Il s’agit d’une clause écrite qui ne se présume pas. Sa rédaction détermine les conditions de son application. Pour être valable, elle doit être indispensable à la protection des intérêts de l’entreprise. Cela implique de considérer les spécificités de l’emploi occupé – une qualification recherchée, des relations étroites avec les clients… – et de prévoir cette clause au cas par cas, de façon restrictive et non générale. Cette disposition doit également être limitée dans le temps et dans l’espace afin que soit justifiée et proportionnée la restriction de liberté du travail pour le salarié. Celui-ci ne peut pas être empêché de trouver un emploi conforme à sa formation et à son expérience professionnelle. L’employeur doit en outre définir précisément les actes de concurrence interdits. Enfin, le salarié doit recevoir une contrepartie financière proportionnée. Ces conditions de validité sont cumulatives.

Cette clause apparaît-elle nécessairement dans le contrat de travail ?

L’écrit stipulant la clause de non-concurrence peut être le contrat de travail ou la convention collective. En l’absence de mention dans le contrat de travail, la clause conventionnelle de non-concurrence s’applique dès lors que le salarié a été mis en mesure d’en prendre connaissance.

Peut-elle être insérée dans tout contrat de travail ?

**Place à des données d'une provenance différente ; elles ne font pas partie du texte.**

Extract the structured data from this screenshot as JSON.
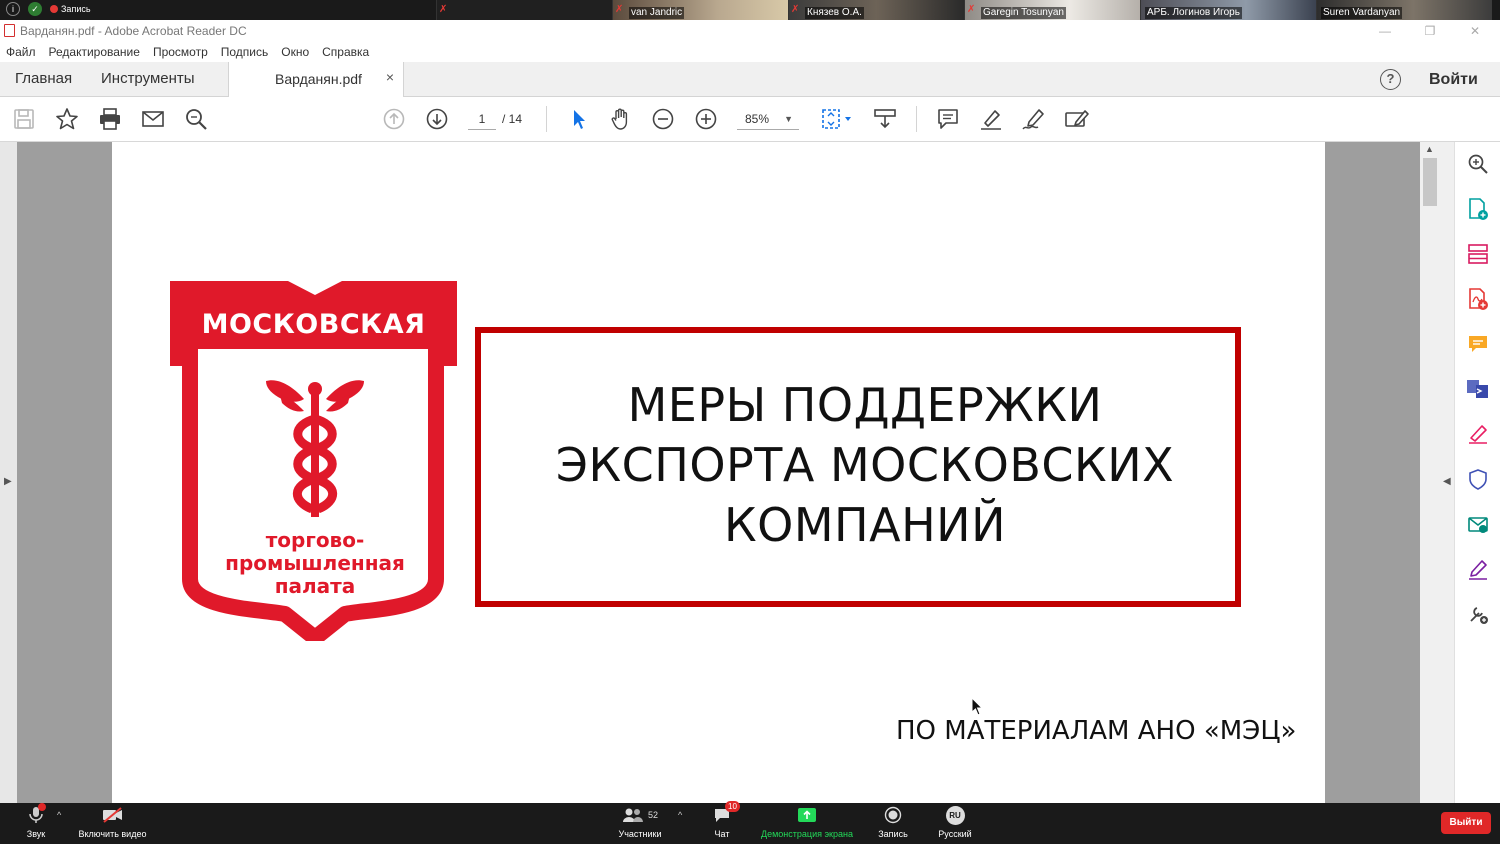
{
  "zoom_top": {
    "recording": "Запись",
    "participants": [
      {
        "name": ""
      },
      {
        "name": "van Jandric"
      },
      {
        "name": "Князев О.А."
      },
      {
        "name": "Garegin Tosunyan"
      },
      {
        "name": "АРБ. Логинов Игорь"
      },
      {
        "name": "Suren Vardanyan"
      }
    ]
  },
  "window": {
    "title": "Варданян.pdf - Adobe Acrobat Reader DC"
  },
  "menu": [
    "Файл",
    "Редактирование",
    "Просмотр",
    "Подпись",
    "Окно",
    "Справка"
  ],
  "tabs": {
    "home": "Главная",
    "tools": "Инструменты",
    "document": "Варданян.pdf",
    "close": "×",
    "signin": "Войти",
    "help": "?"
  },
  "toolbar": {
    "page_current": "1",
    "page_total": "/ 14",
    "zoom": "85%"
  },
  "document": {
    "logo_top": "МОСКОВСКАЯ",
    "logo_bottom": [
      "торгово-",
      "промышленная",
      "палата"
    ],
    "headline": [
      "МЕРЫ ПОДДЕРЖКИ",
      "ЭКСПОРТА МОСКОВСКИХ",
      "КОМПАНИЙ"
    ],
    "footnote": "ПО МАТЕРИАЛАМ АНО «МЭЦ»"
  },
  "zoom_bottom": {
    "audio": "Звук",
    "video": "Включить видео",
    "participants": "Участники",
    "participants_count": "52",
    "chat": "Чат",
    "chat_badge": "10",
    "share": "Демонстрация экрана",
    "record": "Запись",
    "language": "Русский",
    "language_code": "RU",
    "leave": "Выйти"
  },
  "colors": {
    "accent_red": "#c00000",
    "acrobat_blue": "#1473e6",
    "zoom_green": "#23d959"
  }
}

Cette clause peut être prévue dans tout type de contrat de travail, à l’exception des contrats de travail temporaire. Néanmoins, l’entreprise doit toujours justifier d’intérêts légitimes à protéger. Par ailleurs, certaines clauses de clientèle ou de non-sollicitation apparaissant dans le contrat peuvent être, selon leur contenu, requalifiées en clause de non-concurrence.

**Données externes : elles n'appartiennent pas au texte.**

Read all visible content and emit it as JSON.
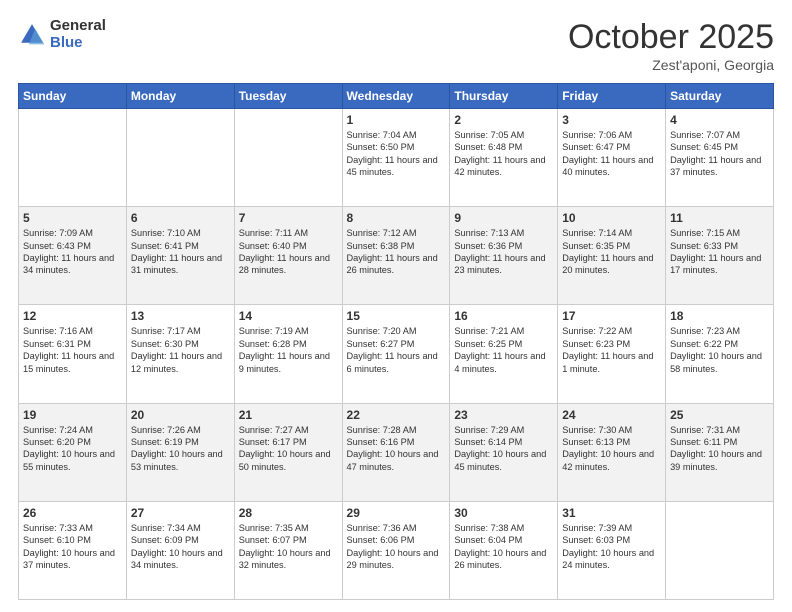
{
  "header": {
    "logo_general": "General",
    "logo_blue": "Blue",
    "month_title": "October 2025",
    "location": "Zest'aponi, Georgia"
  },
  "weekdays": [
    "Sunday",
    "Monday",
    "Tuesday",
    "Wednesday",
    "Thursday",
    "Friday",
    "Saturday"
  ],
  "weeks": [
    [
      {
        "day": "",
        "info": ""
      },
      {
        "day": "",
        "info": ""
      },
      {
        "day": "",
        "info": ""
      },
      {
        "day": "1",
        "info": "Sunrise: 7:04 AM\nSunset: 6:50 PM\nDaylight: 11 hours and 45 minutes."
      },
      {
        "day": "2",
        "info": "Sunrise: 7:05 AM\nSunset: 6:48 PM\nDaylight: 11 hours and 42 minutes."
      },
      {
        "day": "3",
        "info": "Sunrise: 7:06 AM\nSunset: 6:47 PM\nDaylight: 11 hours and 40 minutes."
      },
      {
        "day": "4",
        "info": "Sunrise: 7:07 AM\nSunset: 6:45 PM\nDaylight: 11 hours and 37 minutes."
      }
    ],
    [
      {
        "day": "5",
        "info": "Sunrise: 7:09 AM\nSunset: 6:43 PM\nDaylight: 11 hours and 34 minutes."
      },
      {
        "day": "6",
        "info": "Sunrise: 7:10 AM\nSunset: 6:41 PM\nDaylight: 11 hours and 31 minutes."
      },
      {
        "day": "7",
        "info": "Sunrise: 7:11 AM\nSunset: 6:40 PM\nDaylight: 11 hours and 28 minutes."
      },
      {
        "day": "8",
        "info": "Sunrise: 7:12 AM\nSunset: 6:38 PM\nDaylight: 11 hours and 26 minutes."
      },
      {
        "day": "9",
        "info": "Sunrise: 7:13 AM\nSunset: 6:36 PM\nDaylight: 11 hours and 23 minutes."
      },
      {
        "day": "10",
        "info": "Sunrise: 7:14 AM\nSunset: 6:35 PM\nDaylight: 11 hours and 20 minutes."
      },
      {
        "day": "11",
        "info": "Sunrise: 7:15 AM\nSunset: 6:33 PM\nDaylight: 11 hours and 17 minutes."
      }
    ],
    [
      {
        "day": "12",
        "info": "Sunrise: 7:16 AM\nSunset: 6:31 PM\nDaylight: 11 hours and 15 minutes."
      },
      {
        "day": "13",
        "info": "Sunrise: 7:17 AM\nSunset: 6:30 PM\nDaylight: 11 hours and 12 minutes."
      },
      {
        "day": "14",
        "info": "Sunrise: 7:19 AM\nSunset: 6:28 PM\nDaylight: 11 hours and 9 minutes."
      },
      {
        "day": "15",
        "info": "Sunrise: 7:20 AM\nSunset: 6:27 PM\nDaylight: 11 hours and 6 minutes."
      },
      {
        "day": "16",
        "info": "Sunrise: 7:21 AM\nSunset: 6:25 PM\nDaylight: 11 hours and 4 minutes."
      },
      {
        "day": "17",
        "info": "Sunrise: 7:22 AM\nSunset: 6:23 PM\nDaylight: 11 hours and 1 minute."
      },
      {
        "day": "18",
        "info": "Sunrise: 7:23 AM\nSunset: 6:22 PM\nDaylight: 10 hours and 58 minutes."
      }
    ],
    [
      {
        "day": "19",
        "info": "Sunrise: 7:24 AM\nSunset: 6:20 PM\nDaylight: 10 hours and 55 minutes."
      },
      {
        "day": "20",
        "info": "Sunrise: 7:26 AM\nSunset: 6:19 PM\nDaylight: 10 hours and 53 minutes."
      },
      {
        "day": "21",
        "info": "Sunrise: 7:27 AM\nSunset: 6:17 PM\nDaylight: 10 hours and 50 minutes."
      },
      {
        "day": "22",
        "info": "Sunrise: 7:28 AM\nSunset: 6:16 PM\nDaylight: 10 hours and 47 minutes."
      },
      {
        "day": "23",
        "info": "Sunrise: 7:29 AM\nSunset: 6:14 PM\nDaylight: 10 hours and 45 minutes."
      },
      {
        "day": "24",
        "info": "Sunrise: 7:30 AM\nSunset: 6:13 PM\nDaylight: 10 hours and 42 minutes."
      },
      {
        "day": "25",
        "info": "Sunrise: 7:31 AM\nSunset: 6:11 PM\nDaylight: 10 hours and 39 minutes."
      }
    ],
    [
      {
        "day": "26",
        "info": "Sunrise: 7:33 AM\nSunset: 6:10 PM\nDaylight: 10 hours and 37 minutes."
      },
      {
        "day": "27",
        "info": "Sunrise: 7:34 AM\nSunset: 6:09 PM\nDaylight: 10 hours and 34 minutes."
      },
      {
        "day": "28",
        "info": "Sunrise: 7:35 AM\nSunset: 6:07 PM\nDaylight: 10 hours and 32 minutes."
      },
      {
        "day": "29",
        "info": "Sunrise: 7:36 AM\nSunset: 6:06 PM\nDaylight: 10 hours and 29 minutes."
      },
      {
        "day": "30",
        "info": "Sunrise: 7:38 AM\nSunset: 6:04 PM\nDaylight: 10 hours and 26 minutes."
      },
      {
        "day": "31",
        "info": "Sunrise: 7:39 AM\nSunset: 6:03 PM\nDaylight: 10 hours and 24 minutes."
      },
      {
        "day": "",
        "info": ""
      }
    ]
  ]
}
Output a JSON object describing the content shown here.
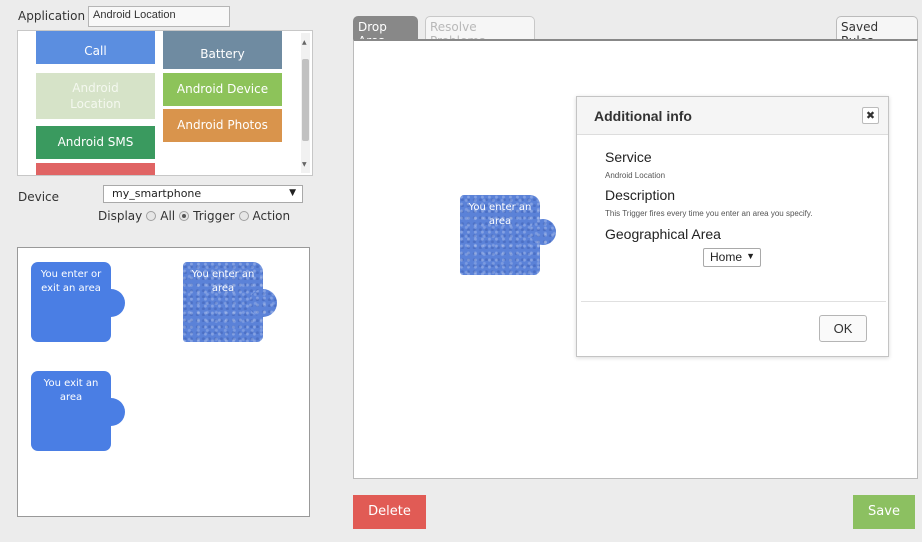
{
  "application": {
    "label": "Application",
    "value": "Android Location"
  },
  "services": [
    {
      "name": "Android Phone Call",
      "label": "Call",
      "color": "#5b8ee0"
    },
    {
      "name": "Android Battery",
      "label": "Battery",
      "color": "#6f8ba1"
    },
    {
      "name": "Android Location",
      "label": "Android Location",
      "color": "#d6e3c8"
    },
    {
      "name": "Android Device",
      "label": "Android Device",
      "color": "#8dc35a"
    },
    {
      "name": "Android SMS",
      "label": "Android SMS",
      "color": "#3a9a5f"
    },
    {
      "name": "Android Photos",
      "label": "Android Photos",
      "color": "#d9944c"
    },
    {
      "name": "",
      "label": "",
      "color": "#e06464"
    }
  ],
  "device": {
    "label": "Device",
    "selected": "my_smartphone"
  },
  "display_filter": {
    "label": "Display",
    "options": [
      "All",
      "Trigger",
      "Action"
    ],
    "selected": "Trigger"
  },
  "palette_pieces": [
    {
      "label": "You enter or exit an area"
    },
    {
      "label": "You enter an area"
    },
    {
      "label": "You exit an area"
    }
  ],
  "tabs": {
    "drop_area": "Drop Area",
    "resolve_problems": "Resolve Problems",
    "saved_rules": "Saved Rules"
  },
  "drop_piece": {
    "label": "You enter an area"
  },
  "modal": {
    "title": "Additional info",
    "close_symbol": "✖",
    "service_heading": "Service",
    "service_value": "Android Location",
    "description_heading": "Description",
    "description_value": "This Trigger fires every time you enter an area you specify.",
    "area_heading": "Geographical Area",
    "area_selected": "Home",
    "ok_label": "OK"
  },
  "buttons": {
    "delete": "Delete",
    "save": "Save"
  },
  "colors": {
    "piece_blue": "#4a7ee4",
    "delete_red": "#e15b55",
    "save_green": "#8cc061"
  }
}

La clause de non-concurrence dépend-elle du mode de rupture du contrat ?

En l’absence de dispositions conventionnelles ou contractuelles limitant son application, la clause de non-concurrence entre en vigueur quel que soit le type de rupture du contrat. Le montant de l’indemnité compensatrice due ne peut pas non plus varier en fonction du motif de la rupture.

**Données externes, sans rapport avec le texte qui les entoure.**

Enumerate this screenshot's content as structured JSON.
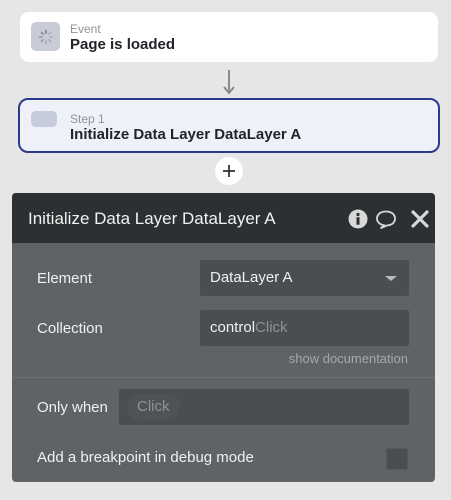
{
  "event": {
    "label": "Event",
    "title": "Page is loaded",
    "icon": "loading-spinner-icon"
  },
  "step": {
    "label": "Step 1",
    "title": "Initialize Data Layer DataLayer A"
  },
  "add_button": {
    "symbol": "+"
  },
  "panel": {
    "title": "Initialize Data Layer DataLayer A",
    "icons": [
      "info-icon",
      "comment-icon",
      "close-icon"
    ],
    "element": {
      "label": "Element",
      "value": "DataLayer A"
    },
    "collection": {
      "label": "Collection",
      "value": "control",
      "placeholder": "Click"
    },
    "show_documentation": "show documentation",
    "only_when": {
      "label": "Only when",
      "placeholder": "Click"
    },
    "breakpoint": {
      "label": "Add a breakpoint in debug mode",
      "checked": false
    }
  },
  "colors": {
    "background": "#e6e6e6",
    "step_border": "#2d3a8c",
    "panel_bg": "#5f6366",
    "panel_header": "#2b3033"
  }
}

Les parties peuvent-elles renoncer à son application ?

L’employeur peut renoncer à faire jouer cette clause, à condition que cette option soit expressément prévue par la clause elle-même et en respectant le délai fixé. Dans le cas contraire, il doit obtenir l’accord du salarié.
Si la clause porte gravement atteinte à sa liberté de travail, le salarié peut demander son annulation en justice. L’employeur, lui, ne peut demander la nullité de la clause en vue d’éviter le paiement de la contrepartie financière.

Quelles sont les conséquences de la violation de cette clause ?

Le salarié qui ne respecte pas la clause et se livre à des actes de concurrence prohibés après la rupture de son contrat s’expose à trois types de sanctions : il perd le droit à la contrepartie financière, il peut être condamné à verser des dommages et intérêts à son ancien employeur et à cesser l’activité concurrente qu’il a entamée. L’employeur qui ne réglerait pas l’indemnité compensatrice prévue alors que le salarié respecte la clause s’expose quant à lui au paiement de dommages et intérêts à son ancien salarié, en réparation du préjudice subi. Le non-versement de l’indemnité compensatrice délie en outre l’ancien salarié de sa propre obligation.